Louvre, 1 juillet 1815, avant midi.

Monsieur le Baron,

Les dépêches, n° 1, 2 et 3, que nous avons eu l'honneur de vous adresser, sont restées sans réponse[78]. Nous sommes absolument privés de connaître ce qui se passe à Paris et dans le reste de la France. À quelque cause que ce manque de communication puisse être attribué, il rend notre situation pénible et nuit à l'activité de nos démarches. Il peut les rendre inutiles; nous vous prions d'y remédier le plus promptement possible.

Jusqu'à présent, nous sommes autorisés à penser qu'aussitôt que vous nous aurez fait connaître que Napoléon Bonaparte aura été éloigné, il pourra être signé une suspension d'armes de trois jours pour régler un armistice, pendant lequel on pourra traiter de la paix.

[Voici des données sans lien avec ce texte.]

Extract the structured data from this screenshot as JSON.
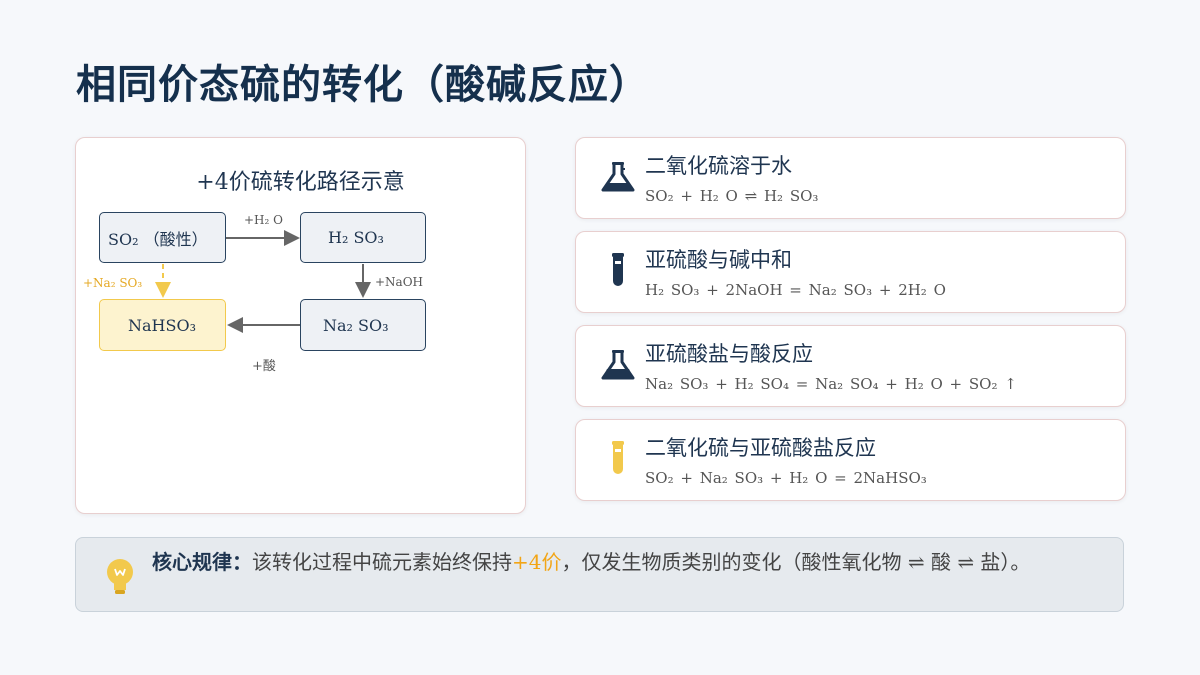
{
  "title": "相同价态硫的转化（酸碱反应）",
  "diagram": {
    "title": "+4价硫转化路径示意",
    "nodes": {
      "so2": "SO₂ （酸性）",
      "h2so3": "H₂ SO₃",
      "nahso3": "NaHSO₃",
      "na2so3": "Na₂ SO₃"
    },
    "edges": {
      "so2_to_h2so3": "+H₂ O",
      "h2so3_to_na2so3": "+NaOH",
      "na2so3_to_nahso3": "+酸",
      "so2_to_nahso3": "+Na₂ SO₃"
    }
  },
  "reactions": [
    {
      "title": "二氧化硫溶于水",
      "equation": "SO₂  + H₂ O ⇌ H₂ SO₃",
      "icon": "flask-icon"
    },
    {
      "title": "亚硫酸与碱中和",
      "equation": "H₂ SO₃  + 2NaOH = Na₂ SO₃  + 2H₂ O",
      "icon": "test-tube-icon"
    },
    {
      "title": "亚硫酸盐与酸反应",
      "equation": "Na₂ SO₃  + H₂ SO₄  = Na₂ SO₄  + H₂ O + SO₂ ↑",
      "icon": "flask-icon"
    },
    {
      "title": "二氧化硫与亚硫酸盐反应",
      "equation": "SO₂  + Na₂ SO₃  + H₂ O = 2NaHSO₃",
      "icon": "test-tube-icon"
    }
  ],
  "summary": {
    "label": "核心规律：",
    "text_before": "该转化过程中硫元素始终保持",
    "highlight": "+4价",
    "text_after": "，仅发生物质类别的变化（酸性氧化物 ⇌ 酸 ⇌ 盐）。",
    "icon": "lightbulb-icon"
  },
  "colors": {
    "title": "#15304d",
    "accent_yellow": "#f2c94c",
    "icon_dark": "#1f3550"
  }
}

Chargés par les instructions qui nous ont été données, d'entendre ce qui pourra nous être dit et de vous en donner connaissance, nous devons vous informer que le duc de Wellington nous a répété, à plusieurs reprises, que, dès que nous aurons un chef de gouvernement, la paix sera promptement conclue.

En parlant, dit-il, seulement comme un individu, mais croyant cependant que son opinion pourra être prise en considération, il fait plus que des objections contre le gouvernement de Napoléon II, et il pense que sous un tel règne, l'Europe ne pourrait jouir d'aucune sécurité, et la France d'aucun calme.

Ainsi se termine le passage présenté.